In famous quantum physics book of Cohen-Tannoudji, the authors write in the conclusion of the first chapter, that in classical physics, one needs both the vector $\vec{r}(t)$ and $\vec{v}(t)$ to describe a particle.
But why don't we only need $\vec{r}(t)$ since the vector of speed could be obtained by the derivation of the position ?
In Newtonian Mechanics, we basically solve the equation: $$F(x,t)= m \frac{d^2x} {dt^2}$$ Since this is a second-order differential equation, you need two boundary conditions. In the Newtonian framework, boundary conditions are initial position and initial velocity.
So putting the values you get the trajectory of the particle.
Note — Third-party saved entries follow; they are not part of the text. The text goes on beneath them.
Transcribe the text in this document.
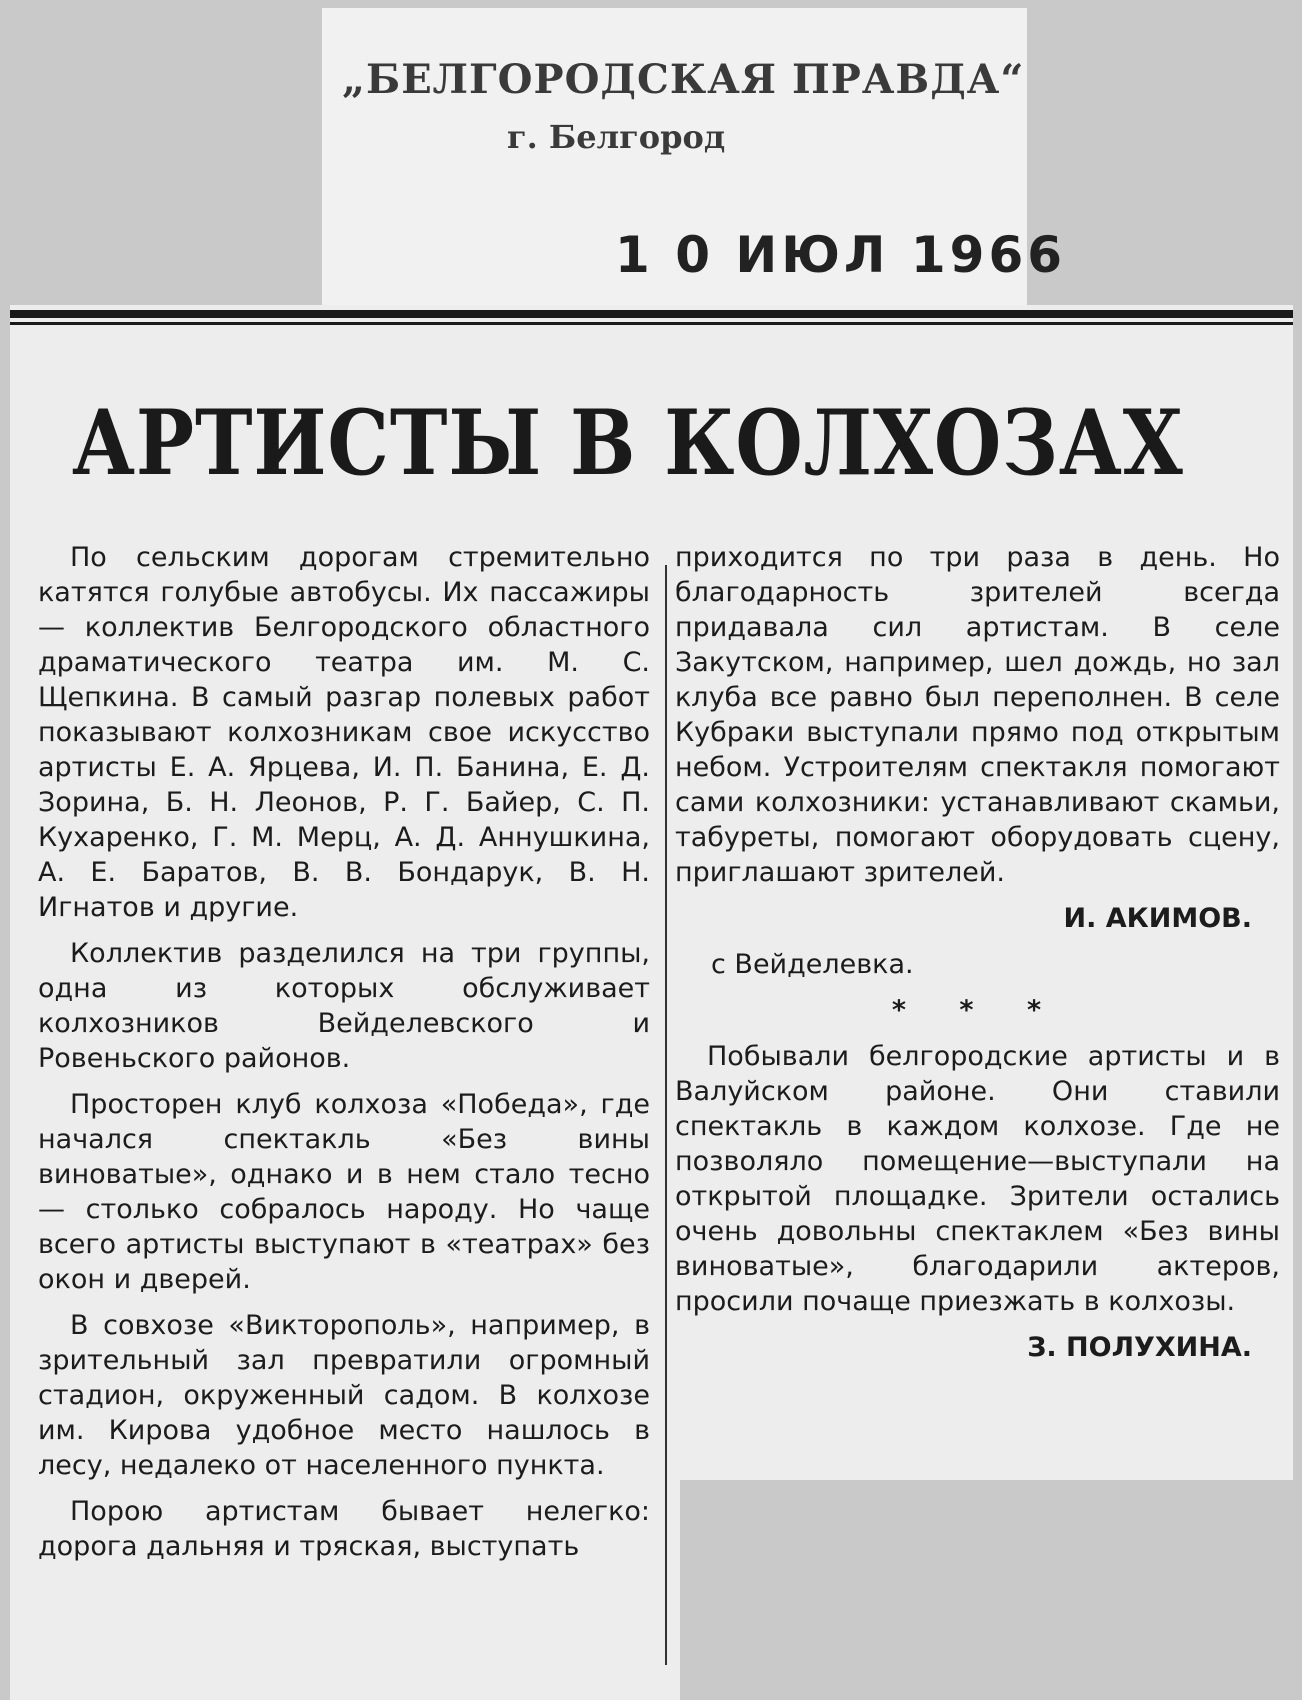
„БЕЛГОРОДСКАЯ ПРАВДА“
г. Белгород
1 0 ИЮЛ 1966
АРТИСТЫ В КОЛХОЗАХ

По сельским дорогам стремительно катятся голубые автобусы. Их пассажиры — коллектив Белгородского областного драматического театра им. М. С. Щепкина. В самый разгар полевых работ показывают колхозникам свое искусство артисты Е. А. Ярцева, И. П. Банина, Е. Д. Зорина, Б. Н. Леонов, Р. Г. Байер, С. П. Кухаренко, Г. М. Мерц, А. Д. Аннушкина, А. Е. Баратов, В. В. Бондарук, В. Н. Игнатов и другие.

Коллектив разделился на три группы, одна из которых обслуживает колхозников Вейделевского и Ровеньского районов.

Просторен клуб колхоза «Победа», где начался спектакль «Без вины виноватые», однако и в нем стало тесно — столько собралось народу. Но чаще всего артисты выступают в «театрах» без окон и дверей.

В совхозе «Викторополь», например, в зрительный зал превратили огромный стадион, окруженный садом. В колхозе им. Кирова удобное место нашлось в лесу, недалеко от населенного пункта.

Порою артистам бывает нелегко: дорога дальняя и тряская, выступать

приходится по три раза в день. Но благодарность зрителей всегда придавала сил артистам. В селе Закутском, например, шел дождь, но зал клуба все равно был переполнен. В селе Кубраки выступали прямо под открытым небом. Устроителям спектакля помогают сами колхозники: устанавливают скамьи, табуреты, помогают оборудовать сцену, приглашают зрителей.

И. АКИМОВ.

с Вейделевка.

* * *

Побывали белгородские артисты и в Валуйском районе. Они ставили спектакль в каждом колхозе. Где не позволяло помещение—выступали на открытой площадке. Зрители остались очень довольны спектаклем «Без вины виноватые», благодарили актеров, просили почаще приезжать в колхозы.

З. ПОЛУХИНА.
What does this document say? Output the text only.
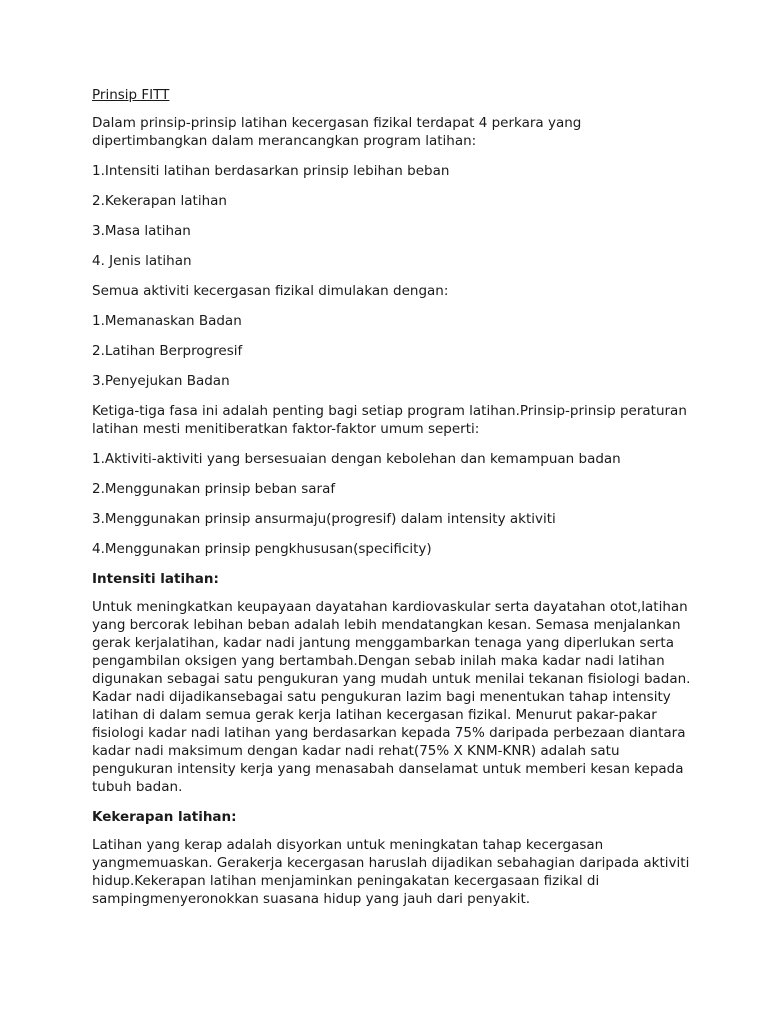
Prinsip FITT

Dalam prinsip-prinsip latihan kecergasan fizikal terdapat 4 perkara yang dipertimbangkan dalam merancangkan program latihan:

1.Intensiti latihan berdasarkan prinsip lebihan beban
2.Kekerapan latihan
3.Masa latihan
4. Jenis latihan

Semua aktiviti kecergasan fizikal dimulakan dengan:

1.Memanaskan Badan
2.Latihan Berprogresif
3.Penyejukan Badan

Ketiga-tiga fasa ini adalah penting bagi setiap program latihan.Prinsip-prinsip peraturan latihan mesti menitiberatkan faktor-faktor umum seperti:

1.Aktiviti-aktiviti yang bersesuaian dengan kebolehan dan kemampuan badan
2.Menggunakan prinsip beban saraf
3.Menggunakan prinsip ansurmaju(progresif) dalam intensity aktiviti
4.Menggunakan prinsip pengkhususan(specificity)
Intensiti latihan:

Untuk meningkatkan keupayaan dayatahan kardiovaskular serta dayatahan otot,latihan yang bercorak lebihan beban adalah lebih mendatangkan kesan. Semasa menjalankan gerak kerjalatihan, kadar nadi jantung menggambarkan tenaga yang diperlukan serta pengambilan oksigen yang bertambah.Dengan sebab inilah maka kadar nadi latihan digunakan sebagai satu pengukuran yang mudah untuk menilai tekanan fisiologi badan. Kadar nadi dijadikansebagai satu pengukuran lazim bagi menentukan tahap intensity latihan di dalam semua gerak kerja latihan kecergasan fizikal. Menurut pakar-pakar fisiologi kadar nadi latihan yang berdasarkan kepada 75% daripada perbezaan diantara kadar nadi maksimum dengan kadar nadi rehat(75% X KNM-KNR) adalah satu pengukuran intensity kerja yang menasabah danselamat untuk memberi kesan kepada tubuh badan.

Kekerapan latihan:

Latihan yang kerap adalah disyorkan untuk meningkatan tahap kecergasan yangmemuaskan. Gerakerja kecergasan haruslah dijadikan sebahagian daripada aktiviti hidup.Kekerapan latihan menjaminkan peningakatan kecergasaan fizikal di sampingmenyeronokkan suasana hidup yang jauh dari penyakit.
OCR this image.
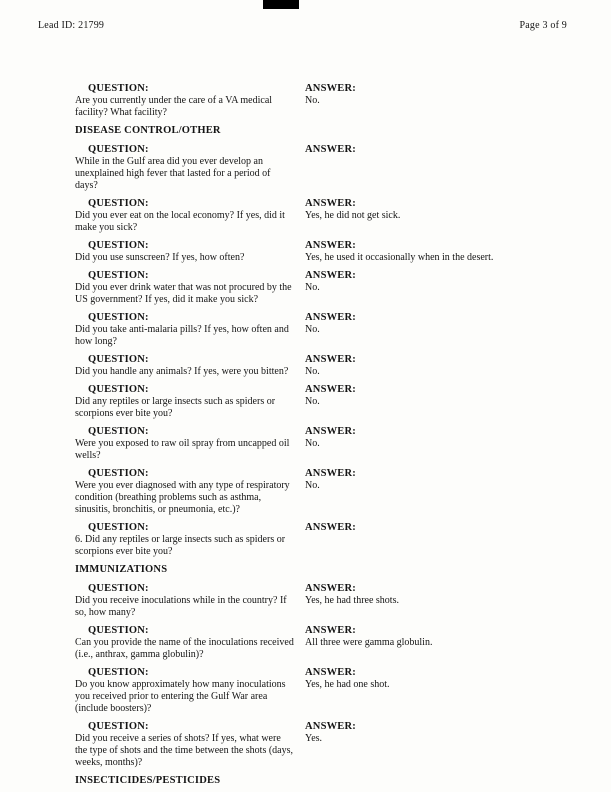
Lead ID: 21799	Page 3 of 9
QUESTION:
Are you currently under the care of a VA medical facility? What facility?
ANSWER:
No.
DISEASE CONTROL/OTHER
QUESTION:
While in the Gulf area did you ever develop an unexplained high fever that lasted for a period of days?
ANSWER:
QUESTION:
Did you ever eat on the local economy? If yes, did it make you sick?
ANSWER:
Yes, he did not get sick.
QUESTION:
Did you use sunscreen? If yes, how often?
ANSWER:
Yes, he used it occasionally when in the desert.
QUESTION:
Did you ever drink water that was not procured by the US government? If yes, did it make you sick?
ANSWER:
No.
QUESTION:
Did you take anti-malaria pills? If yes, how often and how long?
ANSWER:
No.
QUESTION:
Did you handle any animals? If yes, were you bitten?
ANSWER:
No.
QUESTION:
Did any reptiles or large insects such as spiders or scorpions ever bite you?
ANSWER:
No.
QUESTION:
Were you exposed to raw oil spray from uncapped oil wells?
ANSWER:
No.
QUESTION:
Were you ever diagnosed with any type of respiratory condition (breathing problems such as asthma, sinusitis, bronchitis, or pneumonia, etc.)?
ANSWER:
No.
QUESTION:
6. Did any reptiles or large insects such as spiders or scorpions ever bite you?
ANSWER:
IMMUNIZATIONS
QUESTION:
Did you receive inoculations while in the country? If so, how many?
ANSWER:
Yes, he had three shots.
QUESTION:
Can you provide the name of the inoculations received (i.e., anthrax, gamma globulin)?
ANSWER:
All three were gamma globulin.
QUESTION:
Do you know approximately how many inoculations you received prior to entering the Gulf War area (include boosters)?
ANSWER:
Yes, he had one shot.
QUESTION:
Did you receive a series of shots? If yes, what were the type of shots and the time between the shots (days, weeks, months)?
ANSWER:
Yes.
INSECTICIDES/PESTICIDES
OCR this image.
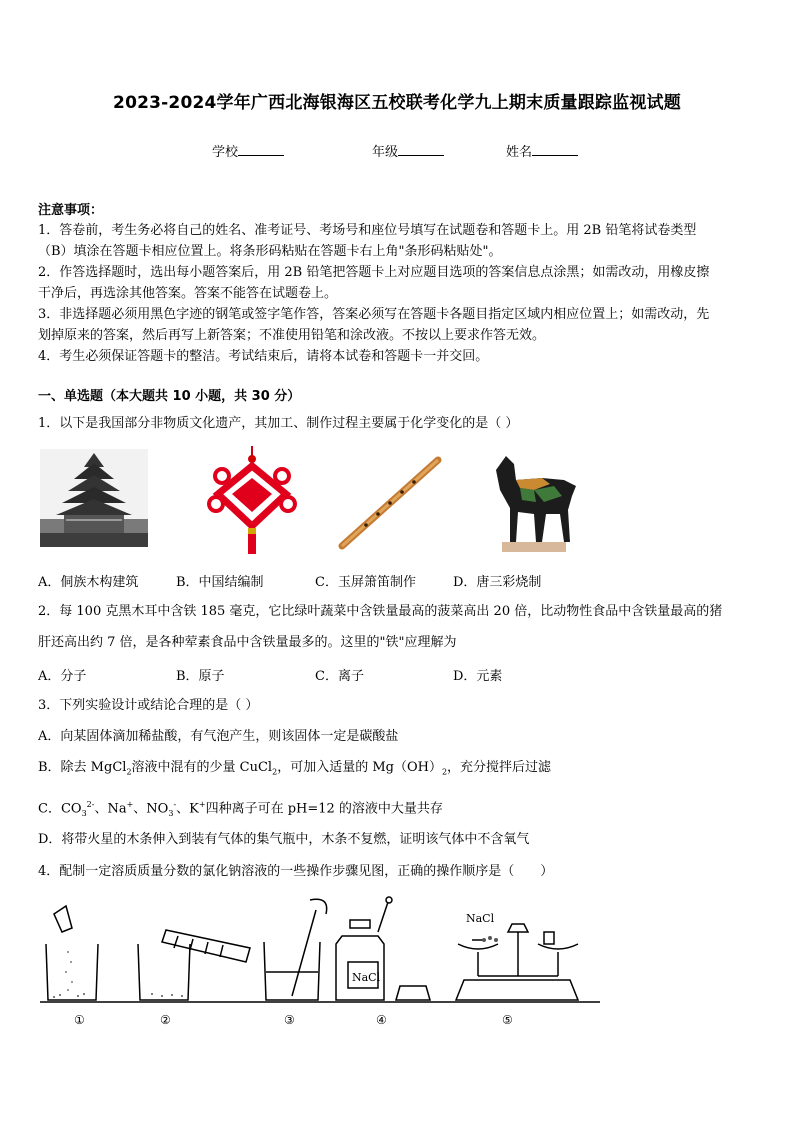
2023-2024学年广西北海银海区五校联考化学九上期末质量跟踪监视试题
学校	年级	姓名
注意事项：
1．答卷前，考生务必将自己的姓名、准考证号、考场号和座位号填写在试题卷和答题卡上。用 2B 铅笔将试卷类型
（B）填涂在答题卡相应位置上。将条形码粘贴在答题卡右上角"条形码粘贴处"。
2．作答选择题时，选出每小题答案后，用 2B 铅笔把答题卡上对应题目选项的答案信息点涂黑；如需改动，用橡皮擦
干净后，再选涂其他答案。答案不能答在试题卷上。
3．非选择题必须用黑色字迹的钢笔或签字笔作答，答案必须写在答题卡各题目指定区域内相应位置上；如需改动，先
划掉原来的答案，然后再写上新答案；不准使用铅笔和涂改液。不按以上要求作答无效。
4．考生必须保证答题卡的整洁。考试结束后，请将本试卷和答题卡一并交回。
一、单选题（本大题共 10 小题，共 30 分）
1．以下是我国部分非物质文化遗产，其加工、制作过程主要属于化学变化的是（ ）
A．侗族木构建筑	B．中国结编制	C．玉屏箫笛制作	D．唐三彩烧制
2．每 100 克黑木耳中含铁 185 毫克，它比绿叶蔬菜中含铁量最高的菠菜高出 20 倍，比动物性食品中含铁量最高的猪
肝还高出约 7 倍，是各种荤素食品中含铁量最多的。这里的"铁"应理解为
A．分子	B．原子	C．离子	D．元素
3．下列实验设计或结论合理的是（ ）
A．向某固体滴加稀盐酸，有气泡产生，则该固体一定是碳酸盐
B．除去 MgCl$_2$溶液中混有的少量 CuCl$_2$，可加入适量的 $Mg(OH)_2$，充分搅拌后过滤
C．$CO_3^{2-}$、Na+、$NO_3^-$、K+四种离子可在 pH=12 的溶液中大量共存
D．将带火星的木条伸入到装有气体的集气瓶中，木条不复燃，证明该气体中不含氧气
4．配制一定溶质质量分数的氯化钠溶液的一些操作步骤见图，正确的操作顺序是（　　）
NaCl
NaCl
①	②	③	④	⑤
Suppose, you get the trajectory of the particle as $y=f(x,t)$, Then you can get velocity as $v= \frac{dx}{dt}=f'(x,t)$
So knowledge of $v(t)$ is implicit in classical mechanics. without the knowledge of $v$ you don't have analytical knowledge of position, so you can't find out the velocity.
Also, In other formulations such as Lagrangian and Hamiltonian formulation position and velocity are very much intertwined. Also, there is well-built concept of phase space, that I am not discussing.
Finding the trajectory in real space is not at all easy as it seems. Thats why concept of lagrangian formulation and phase space have been developed.
But why don't we only need $\vec{r}(t)$ since the vector of speed could be obtained by the derivation of the position ?
The way we express it is not perfectly clear, but the authors are saying that we need only $\vec{r}(t)$ and $\vec{v}(t)$ at one instant in time in order to find $\vec{r}(t)$ for all $t$.
If you already had $\vec{r}(t)$ for all $t$, then of course you could find $\vec{v}(t)$. But also, you wouldn't have any problem left to solve.
Of course if $\mathbf x = \mathbf f(t)$ is known, we don't need more information.
The problem is how to determine $\mathbf f(t)$ knowing $\mathbf F(\mathbf x)$ (force as a function of position)? We need $\mathbf x(t_0)$ and $\mathbf v(t_0)$ for some $t_0$.